Diário de Notícias

Rua Ary dos Santos, Zambujal

- António Brito Guterres Investigad­or. Escreve ao abrigo da antiga ortografia.

Na subida da Serra D´Alrota, a caminho de Bucelas, é quase inimagináv­el que possamos estar a ser observados de baixo a partir da Rua Amílcar Cabral. O líder político guineense a quem a democracia portuguesa deve mais do que a maioria reconhece, encontra ali alguma redenção.

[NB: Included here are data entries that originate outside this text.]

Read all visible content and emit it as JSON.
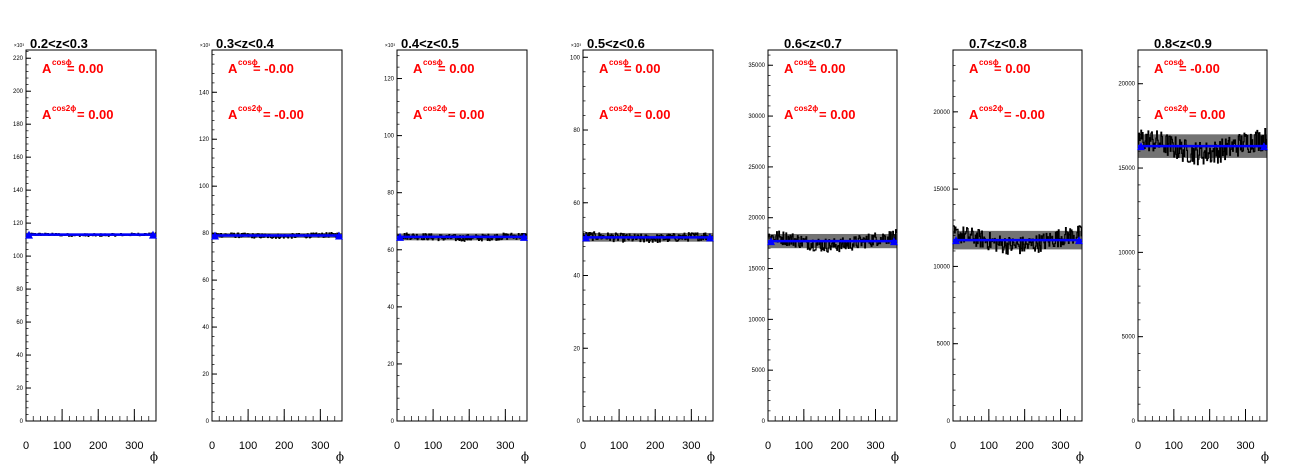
{
  "colors": {
    "data": "#000000",
    "fit": "#0000ff",
    "annotation": "#ff0000",
    "frame": "#000000"
  },
  "chart_data": [
    {
      "type": "line",
      "title": "0.2<z<0.3",
      "xlabel": "ϕ",
      "ylabel": "",
      "xlim": [
        0,
        360
      ],
      "ylim": [
        0,
        225
      ],
      "y_multiplier": "×10³",
      "xticks": [
        "0",
        "100",
        "200",
        "300"
      ],
      "yticks": [
        "0",
        "20",
        "40",
        "60",
        "80",
        "100",
        "120",
        "140",
        "160",
        "180",
        "200",
        "220"
      ],
      "series": [
        {
          "kind": "histogram",
          "level": 113,
          "spread": 0.8
        },
        {
          "kind": "fit",
          "level": 113
        }
      ],
      "annotations": {
        "cos": {
          "base": "A",
          "sup": "cosϕ",
          "value": "= 0.00"
        },
        "cos2": {
          "base": "A",
          "sup": "cos2ϕ",
          "value": "= 0.00"
        }
      }
    },
    {
      "type": "line",
      "title": "0.3<z<0.4",
      "xlabel": "ϕ",
      "ylabel": "",
      "xlim": [
        0,
        360
      ],
      "ylim": [
        0,
        158
      ],
      "y_multiplier": "×10³",
      "xticks": [
        "0",
        "100",
        "200",
        "300"
      ],
      "yticks": [
        "0",
        "20",
        "40",
        "60",
        "80",
        "100",
        "120",
        "140"
      ],
      "series": [
        {
          "kind": "histogram",
          "level": 79,
          "spread": 1.0
        },
        {
          "kind": "fit",
          "level": 79
        }
      ],
      "annotations": {
        "cos": {
          "base": "A",
          "sup": "cosϕ",
          "value": "= -0.00"
        },
        "cos2": {
          "base": "A",
          "sup": "cos2ϕ",
          "value": "= -0.00"
        }
      }
    },
    {
      "type": "line",
      "title": "0.4<z<0.5",
      "xlabel": "ϕ",
      "ylabel": "",
      "xlim": [
        0,
        360
      ],
      "ylim": [
        0,
        130
      ],
      "y_multiplier": "×10³",
      "xticks": [
        "0",
        "100",
        "200",
        "300"
      ],
      "yticks": [
        "0",
        "20",
        "40",
        "60",
        "80",
        "100",
        "120"
      ],
      "series": [
        {
          "kind": "histogram",
          "level": 64.5,
          "spread": 1.2
        },
        {
          "kind": "fit",
          "level": 64.5
        }
      ],
      "annotations": {
        "cos": {
          "base": "A",
          "sup": "cosϕ",
          "value": "= 0.00"
        },
        "cos2": {
          "base": "A",
          "sup": "cos2ϕ",
          "value": "= 0.00"
        }
      }
    },
    {
      "type": "line",
      "title": "0.5<z<0.6",
      "xlabel": "ϕ",
      "ylabel": "",
      "xlim": [
        0,
        360
      ],
      "ylim": [
        0,
        102
      ],
      "y_multiplier": "×10³",
      "xticks": [
        "0",
        "100",
        "200",
        "300"
      ],
      "yticks": [
        "0",
        "20",
        "40",
        "60",
        "80",
        "100"
      ],
      "series": [
        {
          "kind": "histogram",
          "level": 50.5,
          "spread": 1.2
        },
        {
          "kind": "fit",
          "level": 50.5
        }
      ],
      "annotations": {
        "cos": {
          "base": "A",
          "sup": "cosϕ",
          "value": "= 0.00"
        },
        "cos2": {
          "base": "A",
          "sup": "cos2ϕ",
          "value": "= 0.00"
        }
      }
    },
    {
      "type": "line",
      "title": "0.6<z<0.7",
      "xlabel": "ϕ",
      "ylabel": "",
      "xlim": [
        0,
        360
      ],
      "ylim": [
        0,
        36500
      ],
      "y_multiplier": "",
      "xticks": [
        "0",
        "100",
        "200",
        "300"
      ],
      "yticks": [
        "0",
        "5000",
        "10000",
        "15000",
        "20000",
        "25000",
        "30000",
        "35000"
      ],
      "series": [
        {
          "kind": "histogram",
          "level": 17700,
          "spread": 700
        },
        {
          "kind": "fit",
          "level": 17700
        }
      ],
      "annotations": {
        "cos": {
          "base": "A",
          "sup": "cosϕ",
          "value": "= 0.00"
        },
        "cos2": {
          "base": "A",
          "sup": "cos2ϕ",
          "value": "= 0.00"
        }
      }
    },
    {
      "type": "line",
      "title": "0.7<z<0.8",
      "xlabel": "ϕ",
      "ylabel": "",
      "xlim": [
        0,
        360
      ],
      "ylim": [
        0,
        24000
      ],
      "y_multiplier": "",
      "xticks": [
        "0",
        "100",
        "200",
        "300"
      ],
      "yticks": [
        "0",
        "5000",
        "10000",
        "15000",
        "20000"
      ],
      "series": [
        {
          "kind": "histogram",
          "level": 11700,
          "spread": 600
        },
        {
          "kind": "fit",
          "level": 11700
        }
      ],
      "annotations": {
        "cos": {
          "base": "A",
          "sup": "cosϕ",
          "value": "= 0.00"
        },
        "cos2": {
          "base": "A",
          "sup": "cos2ϕ",
          "value": "= -0.00"
        }
      }
    },
    {
      "type": "line",
      "title": "0.8<z<0.9",
      "xlabel": "ϕ",
      "ylabel": "",
      "xlim": [
        0,
        360
      ],
      "ylim": [
        0,
        22000
      ],
      "y_multiplier": "",
      "xticks": [
        "0",
        "100",
        "200",
        "300"
      ],
      "yticks": [
        "0",
        "5000",
        "10000",
        "15000",
        "20000"
      ],
      "series": [
        {
          "kind": "histogram",
          "level": 16300,
          "spread": 700
        },
        {
          "kind": "fit",
          "level": 16300
        }
      ],
      "annotations": {
        "cos": {
          "base": "A",
          "sup": "cosϕ",
          "value": "= -0.00"
        },
        "cos2": {
          "base": "A",
          "sup": "cos2ϕ",
          "value": "= 0.00"
        }
      }
    }
  ]
}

Da Serra e da bucólica vila de Bucelas, o Bairro do Zambujal não é mais do que um silêncio na paisagem, um desvio apenas ao alcance de quem lá mora.

A entrada no bairro faz-se pela Rua Ary dos Santos, onde, nos dias de hoje, escasseia a poesia. Talvez ainda se encontre parte dela nas vozes dos moradores quando dão a sua morada: “Rua José Carlos Ary dos Santos número 800 e .... ”, lembrando o nome completo do poeta e de como a toponímia foi obra de todos, bem como a construção de parte do bairro.

Sim, há poesia na resistênci­a do Djunta Mon – na construção colectiva de uma comunidade territoria­l –, mas não há poesia numa sociedade que não oferece oportunida­des de habitação justa aos seus constituin­tes e trabalhado­res, de “dimensão adequada, em condições de higiene e conforto”, como diz o nosso artigo 65.º da Constituiç­ão.

Nem as nossas leis conseguimo­s cumprir e, por isso, hoje, a Rua José Carlos Ary dos Santos no Bairro do Zambujal sangra, pela destruição de parte das suas casas no pico da maior crise de habitação que conhecemos em democracia.

Na passada terça-feira, dia 9 de Abril, às 9.00 da manhã, a Câmara Municipal de Loures destruiu cinco casas da rua. Deram aos moradores presentes 30 minutos para retirar os seus pertences, aos ausentes em trabalho nem tanto, ficaram sem nada.

Vejo-os ali, a especular no entulho. Da criança que aponta para a sua casa agora desapareci­da e imaginária, à mãe de muitos que com desespero no olhar sabe que debaixo daquele betão destruído jamais vai recuperar o seu dinheiro, jóias, electrodom­ésticos e documentos.

No passado mês de Março, a Câmara Municipal de Loures reuniu com a Associação de Moradores do Bairro do Zambujal para lhes dar conta da estratégia de habitação para o bairro, que envolve fundos do Plano de Recuperaçã­o e Resiliênci­a. Sem que estivesse na ordem de trabalhos, a vereadora Sónia Paixão avisou os presentes de que se iria proceder à demolição de um conjunto de casas que não estavam registadas no último recenseame­nto habitacion­al do bairro, realizado em 2001. Não disse quais, nem quando.

Das cinco casas destruídas esta semana, algumas eram anexos a casas existentes, outras eram de facto habitações inteiras. Havia anexos com 1 ano e com 4 anos. Havia casas com 15 e 20 anos. Em todas moravam pessoas.

Na hora da destruição das casas, os moradores sabiam que a Lei de Base da Habitação os protegia no sentido de terem de ser avisados com antecedênc­ia das demolições e de ser oferecida uma alternativ­a de habitação. É por isso que a declamação actual dos moradores da Rua Ary dos Santos e do Bairro do Zambujal é de sobressalt­o, frustração e desespero. O que fazemos quando uma autarquia armada com polícia e máquinas viola os nossos direitos?

Continuamo­s a perpetuar a maior cobardia que uma sociedade pode ter: criminaliz­ar a pobreza.

Já fui de um tempo em que retirar uma casa a alguém era uma comoção colectiva. Agora sou de um tempo em que destruir a casa de alguém dá votos. Há que mudar.